The possibility of Social Security being reduced or eliminated ranks as the primary retirement concern among retirees, according to a recent Transamerica Center for Retirement Studies report.

These concerns are not unfounded. The 2024 Social Security and Medicare Trustees Report projects that the combined retirement and disability trust fund reserves will be depleted by 2035. While funding will still exist to pay benefits at that point, without remedial action, beneficiaries could face a 17% reduction in benefits.

This potential reduction is particularly concerning given that most retirees rely on Social Security as their primary source of retirement income.

Why People Are Claiming Early

For many retirees or near-retirees, concerns about Social Security’s projected funding shortfalls and the program’s ability to fulfill future benefit obligations are paramount. Several factors are influencing early claiming decisions:

  • Some individuals have experienced job loss this year and are entering retirement involuntarily
  • Increasing difficulties in securing new employment, especially for older workers
  • Fears regarding inflation eroding purchasing power
  • Volatile stock markets leaving Americans in their 60s feeling financially vulnerable

The April jobs report indicated that the median duration of unemployment continued to increase, even amid otherwise robust hiring, as noted by Indeed Hiring Lab economist Cory Stahle.

“The share of workers who were long-term unemployed (out of work for 27 weeks or more) rose to 23.5% in April, the highest share in three years,” he reported.

Many individuals struggling with the decision to apply for Social Security indicate they are inclined to do so soon because they desire a steady source of income that adjusts annually to keep pace with inflation.

As the youngest baby boomers transition into retirement and the proportion of retiree households increases, there is growing concern about their financial stability—and claiming early can exacerbate this issue, according to a recent analysis from Georgetown University’s Center for Retirement Initiatives.

“Social Security claiming is amongst the most important financial decisions that older households make and can determine not only the income that individuals receive from Social Security but can also potentially influence financial well-being in the years following initial claiming,” according to the authors.

‘Optimizing Social Security’

Many financial advisers are assuming a therapeutic role to address client concerns about Social Security eligibility and benefits.

“We look at optimizing Social Security as one of their ‘buckets’ to tap into for cash flow,” Howard explained. “It is important that they understand that Social Security is a hedge against longevity as they can’t outlive it.”

The approach varies for each individual based on their circumstances, she added, “but the majority of our planning clients have several buckets of financial assets, and we push Social Security off until 70.”

Other planners are actively assisting anxious clients in making optimal decisions. “They’re worried they won’t live that long, and want to enjoy the money now. They’re worried that benefits will be cut if they postpone taking it,” stated Alvin Carlos, a certified financial planner and financial adviser at District Capital Management in Washington, D.C.

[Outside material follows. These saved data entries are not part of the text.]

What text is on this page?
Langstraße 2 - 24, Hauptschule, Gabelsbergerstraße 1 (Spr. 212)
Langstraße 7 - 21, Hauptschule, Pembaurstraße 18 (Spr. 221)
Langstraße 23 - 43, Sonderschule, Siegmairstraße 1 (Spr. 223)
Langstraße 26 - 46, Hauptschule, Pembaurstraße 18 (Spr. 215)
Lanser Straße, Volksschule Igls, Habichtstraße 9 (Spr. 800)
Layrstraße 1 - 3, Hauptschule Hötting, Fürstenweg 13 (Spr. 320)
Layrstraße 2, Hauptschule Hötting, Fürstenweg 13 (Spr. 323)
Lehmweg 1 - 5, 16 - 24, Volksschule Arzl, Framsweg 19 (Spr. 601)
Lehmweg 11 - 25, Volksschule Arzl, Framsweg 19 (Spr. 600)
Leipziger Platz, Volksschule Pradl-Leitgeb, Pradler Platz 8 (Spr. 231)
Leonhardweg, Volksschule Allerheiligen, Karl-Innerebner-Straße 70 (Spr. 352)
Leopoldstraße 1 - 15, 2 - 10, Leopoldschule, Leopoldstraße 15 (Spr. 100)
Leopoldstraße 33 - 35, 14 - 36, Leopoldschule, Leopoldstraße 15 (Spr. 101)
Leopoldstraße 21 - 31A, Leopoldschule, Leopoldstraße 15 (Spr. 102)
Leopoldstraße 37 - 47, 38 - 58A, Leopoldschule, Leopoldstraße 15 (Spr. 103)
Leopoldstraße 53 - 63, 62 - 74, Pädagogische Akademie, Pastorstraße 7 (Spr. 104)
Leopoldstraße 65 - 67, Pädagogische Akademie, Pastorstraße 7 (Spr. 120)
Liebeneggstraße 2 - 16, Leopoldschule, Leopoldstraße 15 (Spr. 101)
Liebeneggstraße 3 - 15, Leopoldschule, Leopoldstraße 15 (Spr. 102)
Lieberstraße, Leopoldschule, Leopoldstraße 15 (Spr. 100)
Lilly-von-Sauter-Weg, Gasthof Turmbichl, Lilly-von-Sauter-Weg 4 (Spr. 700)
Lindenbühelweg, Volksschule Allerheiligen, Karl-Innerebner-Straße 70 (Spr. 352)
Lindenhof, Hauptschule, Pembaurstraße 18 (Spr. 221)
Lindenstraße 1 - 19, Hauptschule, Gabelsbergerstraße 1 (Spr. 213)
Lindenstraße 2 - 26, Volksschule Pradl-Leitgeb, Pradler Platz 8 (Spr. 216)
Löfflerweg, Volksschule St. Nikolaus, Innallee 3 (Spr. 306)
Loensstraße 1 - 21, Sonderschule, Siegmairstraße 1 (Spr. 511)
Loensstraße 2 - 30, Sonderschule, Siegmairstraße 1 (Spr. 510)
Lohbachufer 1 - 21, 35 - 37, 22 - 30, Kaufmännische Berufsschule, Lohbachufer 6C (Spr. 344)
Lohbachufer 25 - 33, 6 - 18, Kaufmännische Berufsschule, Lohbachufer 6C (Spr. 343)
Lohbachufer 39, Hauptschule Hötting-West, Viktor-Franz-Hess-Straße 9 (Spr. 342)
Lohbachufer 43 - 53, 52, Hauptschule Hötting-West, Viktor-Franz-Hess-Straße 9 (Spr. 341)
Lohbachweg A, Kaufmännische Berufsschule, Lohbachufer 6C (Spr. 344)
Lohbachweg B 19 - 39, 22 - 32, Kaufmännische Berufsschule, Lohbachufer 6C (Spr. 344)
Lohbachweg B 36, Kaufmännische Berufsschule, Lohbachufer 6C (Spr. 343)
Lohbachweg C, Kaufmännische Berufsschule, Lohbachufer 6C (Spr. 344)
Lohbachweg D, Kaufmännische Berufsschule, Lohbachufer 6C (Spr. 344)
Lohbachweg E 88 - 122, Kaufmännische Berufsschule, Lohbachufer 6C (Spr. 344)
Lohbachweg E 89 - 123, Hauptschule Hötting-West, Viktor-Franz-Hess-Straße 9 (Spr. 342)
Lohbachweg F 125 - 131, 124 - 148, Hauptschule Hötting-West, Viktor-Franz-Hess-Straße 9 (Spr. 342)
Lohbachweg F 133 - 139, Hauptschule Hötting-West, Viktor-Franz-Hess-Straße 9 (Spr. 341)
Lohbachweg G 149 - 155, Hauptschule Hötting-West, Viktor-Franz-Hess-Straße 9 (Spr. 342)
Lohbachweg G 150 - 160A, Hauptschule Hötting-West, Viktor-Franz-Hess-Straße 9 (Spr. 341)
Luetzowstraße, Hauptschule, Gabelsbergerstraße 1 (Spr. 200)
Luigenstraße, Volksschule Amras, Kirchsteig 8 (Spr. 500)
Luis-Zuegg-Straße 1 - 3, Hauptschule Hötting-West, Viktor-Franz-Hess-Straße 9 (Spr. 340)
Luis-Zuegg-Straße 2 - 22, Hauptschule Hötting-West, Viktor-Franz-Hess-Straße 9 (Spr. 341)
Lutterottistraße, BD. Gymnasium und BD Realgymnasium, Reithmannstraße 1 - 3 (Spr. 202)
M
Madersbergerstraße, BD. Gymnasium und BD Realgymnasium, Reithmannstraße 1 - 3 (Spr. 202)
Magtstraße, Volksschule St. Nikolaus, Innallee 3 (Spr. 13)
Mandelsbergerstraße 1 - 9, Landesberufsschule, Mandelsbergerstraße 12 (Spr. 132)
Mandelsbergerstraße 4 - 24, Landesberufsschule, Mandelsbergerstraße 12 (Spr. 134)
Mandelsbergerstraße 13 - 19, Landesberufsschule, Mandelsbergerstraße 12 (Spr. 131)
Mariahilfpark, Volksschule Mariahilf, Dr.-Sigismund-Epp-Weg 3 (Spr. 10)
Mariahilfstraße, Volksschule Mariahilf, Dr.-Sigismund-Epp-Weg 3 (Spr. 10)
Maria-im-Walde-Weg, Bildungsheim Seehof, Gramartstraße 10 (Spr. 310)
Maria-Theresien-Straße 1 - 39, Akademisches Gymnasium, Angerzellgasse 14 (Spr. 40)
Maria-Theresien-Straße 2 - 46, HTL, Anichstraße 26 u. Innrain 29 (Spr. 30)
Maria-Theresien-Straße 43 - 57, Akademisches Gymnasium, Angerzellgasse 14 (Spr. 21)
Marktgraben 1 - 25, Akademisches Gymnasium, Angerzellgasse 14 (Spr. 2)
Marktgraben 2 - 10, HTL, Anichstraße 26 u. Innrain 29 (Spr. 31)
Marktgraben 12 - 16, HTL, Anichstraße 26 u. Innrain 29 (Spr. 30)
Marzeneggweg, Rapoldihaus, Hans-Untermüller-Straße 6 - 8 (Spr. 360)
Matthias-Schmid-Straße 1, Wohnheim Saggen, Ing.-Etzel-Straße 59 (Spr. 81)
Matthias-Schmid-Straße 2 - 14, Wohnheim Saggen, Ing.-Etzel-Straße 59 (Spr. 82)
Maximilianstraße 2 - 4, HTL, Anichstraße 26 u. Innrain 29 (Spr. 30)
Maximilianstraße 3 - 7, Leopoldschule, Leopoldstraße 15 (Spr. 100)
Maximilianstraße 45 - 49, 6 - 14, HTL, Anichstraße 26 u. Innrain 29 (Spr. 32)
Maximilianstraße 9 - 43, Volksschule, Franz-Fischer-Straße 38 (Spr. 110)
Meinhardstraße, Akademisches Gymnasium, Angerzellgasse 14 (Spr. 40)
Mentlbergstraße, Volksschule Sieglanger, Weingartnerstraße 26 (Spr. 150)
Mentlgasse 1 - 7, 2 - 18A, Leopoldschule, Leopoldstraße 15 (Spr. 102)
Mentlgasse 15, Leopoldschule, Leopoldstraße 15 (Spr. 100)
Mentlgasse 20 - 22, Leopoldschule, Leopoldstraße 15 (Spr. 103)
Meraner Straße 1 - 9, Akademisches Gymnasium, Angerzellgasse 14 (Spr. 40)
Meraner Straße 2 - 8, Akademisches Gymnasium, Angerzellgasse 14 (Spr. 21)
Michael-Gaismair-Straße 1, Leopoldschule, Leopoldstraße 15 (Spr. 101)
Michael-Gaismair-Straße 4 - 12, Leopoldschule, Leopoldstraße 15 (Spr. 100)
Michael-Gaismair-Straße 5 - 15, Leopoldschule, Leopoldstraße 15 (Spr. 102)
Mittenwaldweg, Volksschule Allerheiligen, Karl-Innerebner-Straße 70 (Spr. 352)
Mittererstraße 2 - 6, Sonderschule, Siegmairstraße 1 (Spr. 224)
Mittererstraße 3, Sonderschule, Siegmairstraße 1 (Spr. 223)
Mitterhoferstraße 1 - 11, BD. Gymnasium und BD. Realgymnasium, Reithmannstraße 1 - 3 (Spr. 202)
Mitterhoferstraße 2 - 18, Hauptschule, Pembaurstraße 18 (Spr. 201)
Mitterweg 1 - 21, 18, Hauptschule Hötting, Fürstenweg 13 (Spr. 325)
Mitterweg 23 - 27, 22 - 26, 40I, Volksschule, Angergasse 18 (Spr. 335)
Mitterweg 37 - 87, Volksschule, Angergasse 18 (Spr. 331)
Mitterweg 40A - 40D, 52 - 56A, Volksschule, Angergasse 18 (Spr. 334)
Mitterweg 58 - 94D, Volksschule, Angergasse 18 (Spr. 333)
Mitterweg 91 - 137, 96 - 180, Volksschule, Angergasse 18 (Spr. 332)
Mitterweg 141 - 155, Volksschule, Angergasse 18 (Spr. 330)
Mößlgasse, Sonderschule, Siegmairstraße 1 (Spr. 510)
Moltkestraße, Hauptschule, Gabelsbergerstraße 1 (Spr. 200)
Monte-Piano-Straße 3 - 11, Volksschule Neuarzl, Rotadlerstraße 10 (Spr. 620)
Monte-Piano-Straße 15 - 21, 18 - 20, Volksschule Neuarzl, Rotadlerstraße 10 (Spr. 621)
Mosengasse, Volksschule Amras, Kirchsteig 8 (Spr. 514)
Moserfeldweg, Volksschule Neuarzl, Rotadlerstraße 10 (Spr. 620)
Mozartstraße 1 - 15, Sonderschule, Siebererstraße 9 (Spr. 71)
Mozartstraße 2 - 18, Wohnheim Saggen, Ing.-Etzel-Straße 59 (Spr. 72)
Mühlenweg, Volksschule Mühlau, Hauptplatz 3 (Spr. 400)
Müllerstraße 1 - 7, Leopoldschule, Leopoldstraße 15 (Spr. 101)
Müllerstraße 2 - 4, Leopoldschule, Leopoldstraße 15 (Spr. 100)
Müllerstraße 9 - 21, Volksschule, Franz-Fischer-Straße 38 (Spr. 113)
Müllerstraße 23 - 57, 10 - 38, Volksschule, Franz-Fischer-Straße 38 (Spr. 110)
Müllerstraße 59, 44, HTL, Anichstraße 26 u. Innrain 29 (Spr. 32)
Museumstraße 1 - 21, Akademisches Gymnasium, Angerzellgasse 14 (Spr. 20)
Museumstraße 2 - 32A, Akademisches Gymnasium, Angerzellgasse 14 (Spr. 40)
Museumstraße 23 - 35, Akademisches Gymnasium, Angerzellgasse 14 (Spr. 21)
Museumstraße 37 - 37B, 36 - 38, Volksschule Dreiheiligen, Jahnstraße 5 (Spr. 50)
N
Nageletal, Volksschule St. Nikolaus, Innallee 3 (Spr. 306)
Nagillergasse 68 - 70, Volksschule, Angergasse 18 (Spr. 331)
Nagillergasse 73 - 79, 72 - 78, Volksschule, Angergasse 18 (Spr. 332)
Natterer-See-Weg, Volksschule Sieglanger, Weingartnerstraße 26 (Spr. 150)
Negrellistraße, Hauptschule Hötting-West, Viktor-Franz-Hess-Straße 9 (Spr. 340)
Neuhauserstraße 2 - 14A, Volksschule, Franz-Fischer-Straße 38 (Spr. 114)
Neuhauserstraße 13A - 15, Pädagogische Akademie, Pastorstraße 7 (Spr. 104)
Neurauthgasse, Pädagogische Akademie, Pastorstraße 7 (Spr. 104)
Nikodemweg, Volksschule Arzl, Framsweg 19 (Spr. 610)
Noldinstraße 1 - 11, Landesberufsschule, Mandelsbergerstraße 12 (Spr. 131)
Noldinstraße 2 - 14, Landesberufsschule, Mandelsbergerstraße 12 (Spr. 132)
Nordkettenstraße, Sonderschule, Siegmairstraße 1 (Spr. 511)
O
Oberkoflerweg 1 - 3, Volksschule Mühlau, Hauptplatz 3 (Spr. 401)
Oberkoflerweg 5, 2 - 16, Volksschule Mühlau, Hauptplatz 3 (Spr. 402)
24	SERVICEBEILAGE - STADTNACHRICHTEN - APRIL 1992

“For those who can afford to wait, I still think delaying is often the better choice, but I understand the anxiety, especially with all the headlines,” he noted.

Longevity Literacy

The duration of one’s life remains the great unknown in Social Security planning.

For reference, a 65-year-old man is expected to live approximately 19 more years, while a 65-year-old woman is expected to live approximately 22 more years.

Understanding average life expectancy can assist in calculating whether immediate Social Security benefits are necessary or whether waiting for increased payments is advantageous.

A friend recently disclosed that her husband has decided to commence Social Security at age 62.

His reasoning was based on not anticipating a long life. His parents only lived into their mid-70s, and he prefers to cease working now, collect his benefits, and focus on his artistic pursuits.